Re: [PATCH v8 1/8] mm/memfd: Introduce userspace inaccessible memfd

Chao Peng <chao.p.peng@xxxxxxxxxxxxxxx> · Thu, 13 Oct 2022 21:34:57 +0800

On Fri, Sep 30, 2022 at 05:19:00PM +0100, Fuad Tabba wrote:
> Hi,
> 
> On Tue, Sep 27, 2022 at 11:47 PM Sean Christopherson <seanjc@xxxxxxxxxx> wrote:
> >
> > On Mon, Sep 26, 2022, Fuad Tabba wrote:
> > > Hi,
> > >
> > > On Mon, Sep 26, 2022 at 3:28 PM Chao Peng <chao.p.peng@xxxxxxxxxxxxxxx> wrote:
> > > >
> > > > On Fri, Sep 23, 2022 at 04:19:46PM +0100, Fuad Tabba wrote:
> > > > > > Then on the KVM side, its mmap_start() + mmap_end() sequence would:
> > > > > >
> > > > > >   1. Not be supported for TDX or SEV-SNP because they don't allow adding non-zero
> > > > > >      memory into the guest (after pre-boot phase).
> > > > > >
> > > > > >   2. Be mutually exclusive with shared<=>private conversions, and is allowed if
> > > > > >      and only if the entire gfn range of the associated memslot is shared.
> > > > >
> > > > > In general I think that this would work with pKVM. However, limiting
> > > > > private<->shared conversions to the granularity of a whole memslot
> > > > > might be difficult to handle in pKVM, since the guest doesn't have the
> > > > > concept of memslots. For example, in pKVM right now, when a guest
> > > > > shares back its restricted DMA pool with the host it does so at the
> > > > > page-level.
> >
> > Y'all are killing me :-)
> 
>  :D
> 
> > Isn't the guest enlightened?  E.g. can't you tell the guest "thou shalt share at
> > granularity X"?  With KVM's newfangled scalable memslots and per-vCPU MRU slot,
> > X doesn't even have to be that high to get reasonable performance, e.g. assuming
> > the DMA pool is at most 2GiB, that's "only" 1024 memslots, which is supposed to
> > work just fine in KVM.
> 
> The guest is potentially enlightened, but the host doesn't necessarily
> know which memslot the guest might want to share back, since it
> doesn't know where the guest might want to place the DMA pool.
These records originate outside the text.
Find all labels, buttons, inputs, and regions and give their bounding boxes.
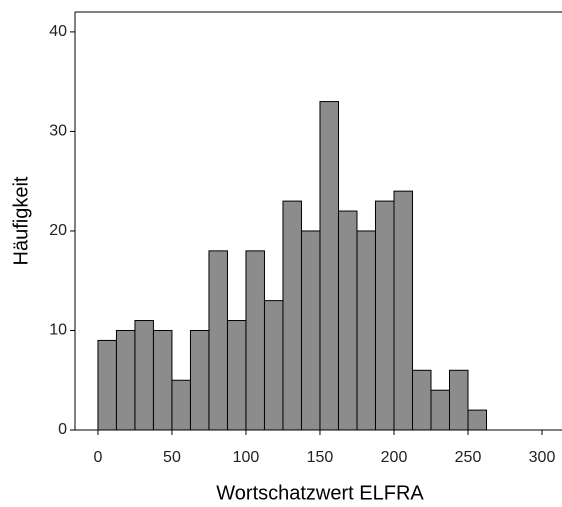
x-tick-label: 250 bbox=[455, 449, 482, 466]
x-tick-label: 300 bbox=[529, 449, 556, 466]
bar bbox=[282, 200, 302, 431]
x-axis-label: Wortschatzwert ELFRA bbox=[216, 482, 424, 504]
y-tick-label: 20 bbox=[49, 222, 67, 239]
bar bbox=[356, 230, 376, 431]
bar bbox=[171, 379, 191, 431]
bar bbox=[467, 409, 488, 431]
bar bbox=[263, 300, 284, 431]
bar bbox=[97, 339, 117, 431]
x-tick-label: 100 bbox=[233, 449, 260, 466]
y-axis-label: Häufigkeit bbox=[10, 176, 32, 265]
bar bbox=[226, 320, 247, 431]
bar bbox=[300, 230, 321, 431]
bar bbox=[208, 250, 228, 431]
bar bbox=[430, 389, 451, 431]
y-tick-label: 30 bbox=[49, 123, 67, 140]
bar bbox=[245, 250, 265, 431]
bar bbox=[374, 200, 395, 431]
y-tick-label: 40 bbox=[49, 23, 67, 40]
bar bbox=[189, 329, 210, 431]
bar bbox=[152, 329, 173, 431]
x-tick-label: 50 bbox=[163, 449, 181, 466]
bar bbox=[337, 210, 358, 431]
x-tick-label: 150 bbox=[307, 449, 334, 466]
bar bbox=[411, 369, 432, 431]
bar bbox=[319, 101, 339, 431]
y-tick-label: 10 bbox=[49, 322, 67, 339]
bar bbox=[393, 190, 413, 431]
bar bbox=[115, 329, 136, 431]
bar bbox=[134, 320, 154, 431]
x-tick-label: 200 bbox=[381, 449, 408, 466]
x-tick-label: 0 bbox=[93, 449, 102, 466]
y-tick-label: 0 bbox=[58, 421, 67, 438]
bar bbox=[449, 369, 469, 431]
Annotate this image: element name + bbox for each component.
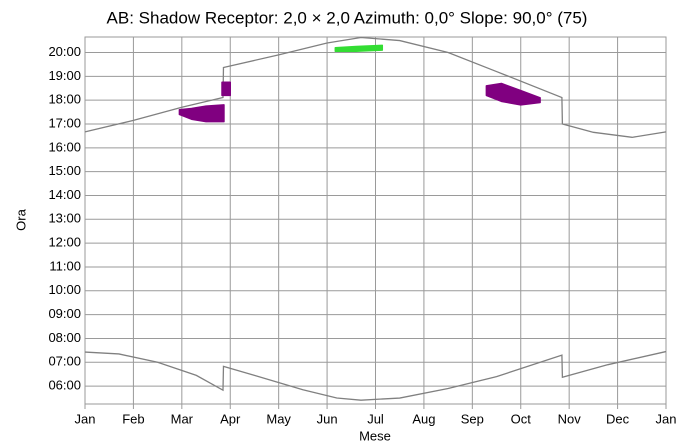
y-tick-label: 16:00: [48, 139, 81, 154]
x-tick-label: Nov: [558, 411, 582, 426]
y-tick-label: 13:00: [48, 211, 81, 226]
x-tick-label: Aug: [412, 411, 435, 426]
y-tick-label: 06:00: [48, 378, 81, 393]
x-tick-label: Sep: [461, 411, 484, 426]
shadow-area: [485, 82, 541, 106]
x-axis-label: Mese: [359, 428, 391, 443]
x-tick-label: Jul: [367, 411, 384, 426]
x-tick-label: Dec: [606, 411, 630, 426]
shadow-area: [178, 104, 225, 123]
x-tick-label: Jun: [317, 411, 338, 426]
x-tick-label: Jan: [656, 411, 677, 426]
y-tick-label: 10:00: [48, 282, 81, 297]
line: [84, 36, 667, 138]
x-tick-label: Jan: [75, 411, 96, 426]
shadow-area: [221, 81, 231, 97]
y-tick-label: 14:00: [48, 187, 81, 202]
y-tick-label: 20:00: [48, 44, 81, 59]
x-tick-label: Mar: [171, 411, 194, 426]
y-tick-label: 11:00: [49, 258, 81, 273]
y-tick-label: 19:00: [48, 68, 81, 83]
shadow-area: [334, 44, 384, 53]
y-tick-label: 07:00: [48, 354, 81, 369]
y-tick-label: 17:00: [48, 115, 81, 130]
y-tick-label: 08:00: [48, 330, 81, 345]
x-tick-label: May: [266, 411, 291, 426]
x-tick-label: Oct: [511, 411, 532, 426]
chart-title: AB: Shadow Receptor: 2,0 × 2,0 Azimuth: …: [107, 8, 588, 27]
x-tick-label: Apr: [220, 411, 241, 426]
y-tick-label: 12:00: [48, 235, 81, 250]
y-tick-label: 18:00: [48, 92, 81, 107]
y-tick-label: 09:00: [48, 306, 81, 321]
x-tick-label: Feb: [122, 411, 144, 426]
y-axis-label: Ora: [13, 208, 28, 230]
y-tick-label: 15:00: [48, 163, 81, 178]
line: [84, 350, 667, 401]
plot-frame: [84, 36, 667, 405]
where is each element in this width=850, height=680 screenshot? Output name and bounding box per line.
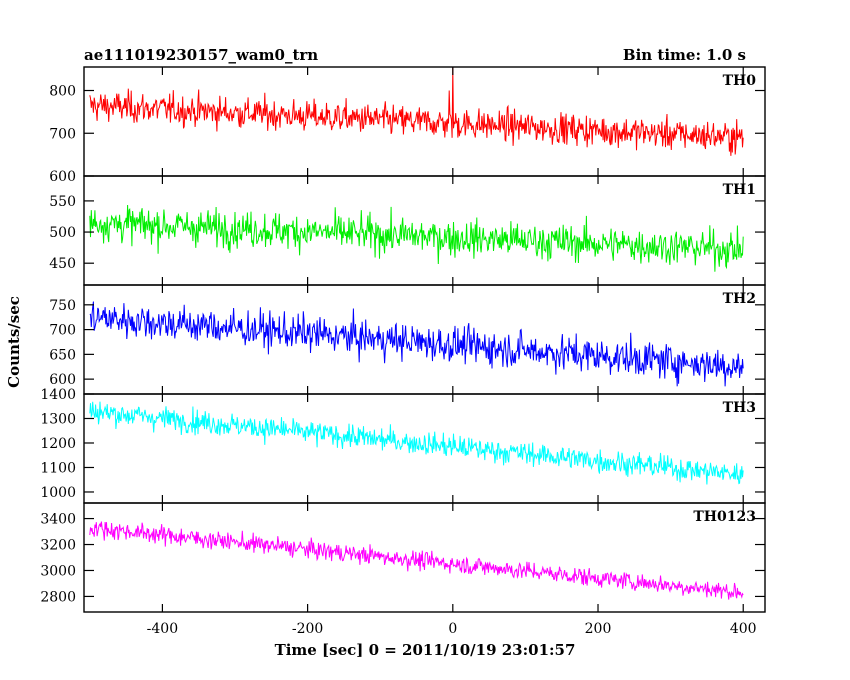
y-tick-label: 2800 — [40, 589, 76, 605]
y-tick-label: 1100 — [40, 460, 76, 476]
series-line-th3 — [89, 401, 744, 485]
series-line-th2 — [89, 301, 744, 387]
panel-th0123: TH0123 2800 3000 3200 3400 — [40, 502, 766, 613]
y-tick-label: 3200 — [40, 538, 76, 554]
panel-frame — [83, 393, 766, 504]
panel-th1: TH1 450 500 550 — [49, 175, 766, 286]
y-tick-label: 450 — [49, 256, 76, 272]
y-tick-label: 650 — [49, 347, 76, 363]
y-tick-label: 600 — [49, 169, 76, 185]
panel-label: TH2 — [723, 291, 756, 307]
y-tick-label: 500 — [49, 225, 76, 241]
x-tick-label: -200 — [292, 621, 323, 637]
y-tick-label: 750 — [49, 298, 76, 314]
y-tick-label: 700 — [49, 323, 76, 339]
y-tick-label: 1200 — [40, 436, 76, 452]
y-tick-label: 600 — [49, 372, 76, 388]
panel-label: TH0123 — [693, 509, 756, 525]
y-tick-label: 3000 — [40, 563, 76, 579]
x-axis-label: Time [sec] 0 = 2011/10/19 23:01:57 — [275, 641, 576, 659]
panel-th2: TH2 600 650 700 750 — [49, 284, 766, 395]
series-line-th0 — [89, 67, 744, 156]
y-tick-label: 1400 — [40, 387, 76, 403]
y-tick-label: 800 — [49, 84, 76, 100]
y-tick-label: 1000 — [40, 485, 76, 501]
x-tick-label: 0 — [448, 621, 457, 637]
y-tick-label: 550 — [49, 194, 76, 210]
panel-th3: TH3 1000 1100 1200 1300 1400 — [40, 387, 766, 504]
series-line-th1 — [89, 204, 744, 272]
panel-label: TH0 — [723, 73, 757, 89]
panel-label: TH1 — [723, 182, 756, 198]
x-axis: -400 -200 0 200 400 — [147, 621, 757, 637]
bin-time-label: Bin time: 1.0 s — [623, 46, 746, 64]
panel-frame — [83, 175, 766, 286]
x-tick-label: 200 — [585, 621, 612, 637]
panel-th0: TH0 600 700 800 — [49, 66, 766, 185]
y-tick-label: 3400 — [40, 512, 76, 528]
series-line-th0123 — [89, 521, 744, 600]
y-axis-label: Counts/sec — [5, 296, 23, 388]
panel-label: TH3 — [723, 400, 756, 416]
y-tick-label: 700 — [49, 126, 76, 142]
y-tick-label: 1300 — [40, 411, 76, 427]
x-tick-label: 400 — [730, 621, 757, 637]
panels: TH0600700800TH1450500550TH2600650700750T… — [40, 66, 766, 613]
chart-title: ae111019230157_wam0_trn — [84, 46, 318, 64]
panel-frame — [83, 502, 766, 613]
x-tick-label: -400 — [147, 621, 178, 637]
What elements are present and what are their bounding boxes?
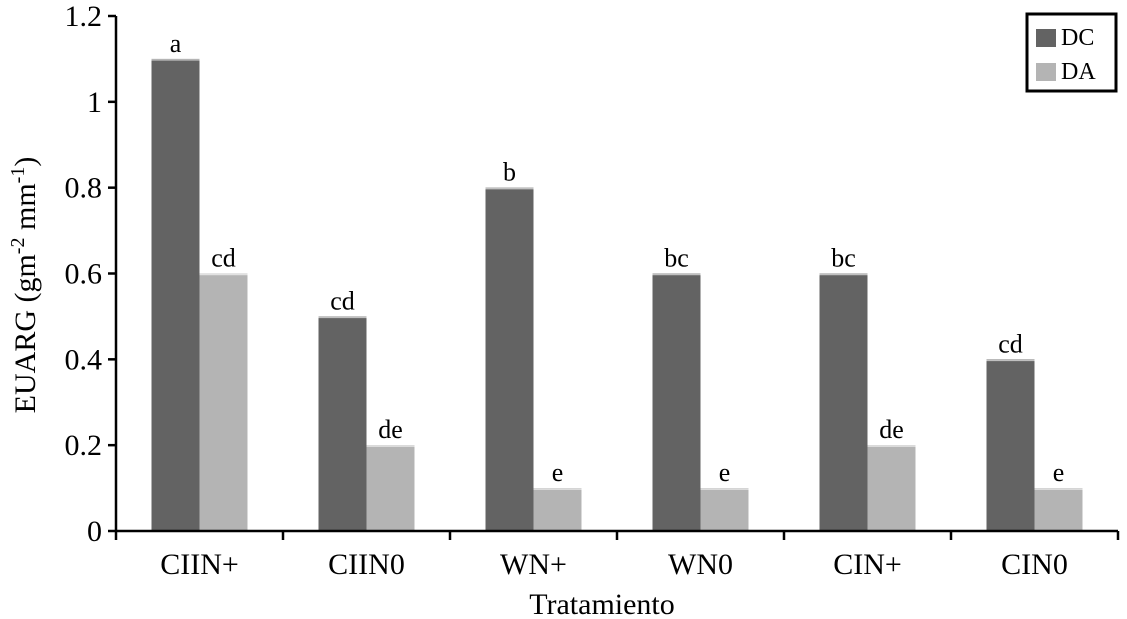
category-label: CIIN0 <box>328 548 405 581</box>
category-label: CIIN+ <box>160 548 239 581</box>
y-axis-title-sup1: -2 <box>7 238 29 255</box>
bar-da-CIIN+ <box>199 273 248 531</box>
significance-label: bc <box>664 244 689 273</box>
bar-da-WN+ <box>533 488 582 531</box>
significance-label: e <box>719 458 731 487</box>
significance-label: de <box>879 415 904 444</box>
y-tick-label: 0.4 <box>65 343 103 376</box>
significance-label: de <box>378 415 403 444</box>
significance-label: b <box>503 158 516 187</box>
significance-label: e <box>1053 458 1065 487</box>
bar-da-WN0 <box>700 488 749 531</box>
bar-dc-CIIN0 <box>318 316 367 531</box>
legend: DC DA <box>1025 12 1118 93</box>
significance-label: a <box>170 29 182 58</box>
x-axis-title: Tratamiento <box>529 588 675 619</box>
category-label: WN+ <box>500 548 567 581</box>
y-axis-title: EUARG (gm-2 mm-1) <box>7 157 42 414</box>
bar-dc-CIN+ <box>819 273 868 531</box>
bar-dc-WN+ <box>485 187 534 531</box>
legend-swatch-da <box>1036 63 1056 81</box>
significance-label: e <box>552 458 564 487</box>
y-tick-label: 0 <box>87 515 102 548</box>
significance-label: cd <box>998 329 1023 358</box>
category-label: WN0 <box>668 548 733 581</box>
y-tick-label: 1.2 <box>65 0 103 33</box>
y-tick-label: 0.8 <box>65 172 103 205</box>
y-tick-label: 0.2 <box>65 429 103 462</box>
category-label: CIN+ <box>833 548 902 581</box>
bars-group <box>151 58 1083 532</box>
category-label: CIN0 <box>1001 548 1068 581</box>
bar-da-CIIN0 <box>366 445 415 531</box>
y-ticks-group: 0 0.2 0.4 0.6 0.8 1 1.2 <box>65 0 116 548</box>
significance-label: cd <box>211 244 236 273</box>
bar-da-CIN+ <box>867 445 916 531</box>
y-axis-title-sup2: -1 <box>7 167 29 184</box>
legend-label-dc: DC <box>1061 25 1094 51</box>
legend-swatch-dc <box>1036 29 1056 47</box>
bar-da-CIN0 <box>1034 488 1083 531</box>
legend-label-da: DA <box>1061 59 1096 85</box>
y-tick-label: 0.6 <box>65 258 103 291</box>
bar-dc-CIIN+ <box>151 58 200 532</box>
x-ticks-group: CIIN+ CIIN0 WN+ WN0 CIN+ CIN0 <box>114 531 1120 581</box>
significance-label: bc <box>831 244 856 273</box>
bar-dc-WN0 <box>652 273 701 531</box>
bar-dc-CIN0 <box>986 359 1035 531</box>
y-tick-label: 1 <box>87 86 102 119</box>
significance-label: cd <box>330 286 355 315</box>
significance-labels-group: a cd cd de b e bc e bc de cd e <box>170 29 1065 487</box>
If I
> understand this correctly, for this to work, all memslots would need
> to be the same size and sharing would always need to happen at that
> granularity.
> 
> Moreover, for something like a small DMA pool this might scale, but
> I'm not sure about potential future workloads (e.g., multimedia
> in-place sharing).
> 
> >
> > > > > pKVM would also need a way to make an fd accessible again
> > > > > when shared back, which I think isn't possible with this patch.
> > > >
> > > > But does pKVM really want to mmap/munmap a new region at the page-level,
> > > > that can cause VMA fragmentation if the conversion is frequent as I see.
> > > > Even with a KVM ioctl for mapping as mentioned below, I think there will
> > > > be the same issue.
> > >
> > > pKVM doesn't really need to unmap the memory. What is really important
> > > is that the memory is not GUP'able.
> >
> > Well, not entirely unguppable, just unguppable without a magic FOLL_* flag,
> > otherwise KVM wouldn't be able to get the PFN to map into guest memory.
> >
> > The problem is that gup() and "mapped" are tied together.  So yes, pKVM doesn't
> > strictly need to unmap memory _in the untrusted host_, but since mapped==guppable,
> > the end result is the same.
> >
> > Emphasis above because pKVM still needs unmap the memory _somehwere_.  IIUC, the
> > current approach is to do that only in the stage-2 page tables, i.e. only in the
> > context of the hypervisor.  Which is also the source of the gup() problems; the
> > untrusted kernel is blissfully unaware that the memory is inaccessible.
> >
> > Any approach that moves some of that information into the untrusted kernel so that
> > the kernel can protect itself will incur fragmentation in the VMAs.  Well, unless
> > all of guest memory becomes unguppable, but that's likely not a viable option.
> 
> Actually, for pKVM, there is no need for the guest memory to be
> GUP'able at all if we use the new inaccessible_get_pfn().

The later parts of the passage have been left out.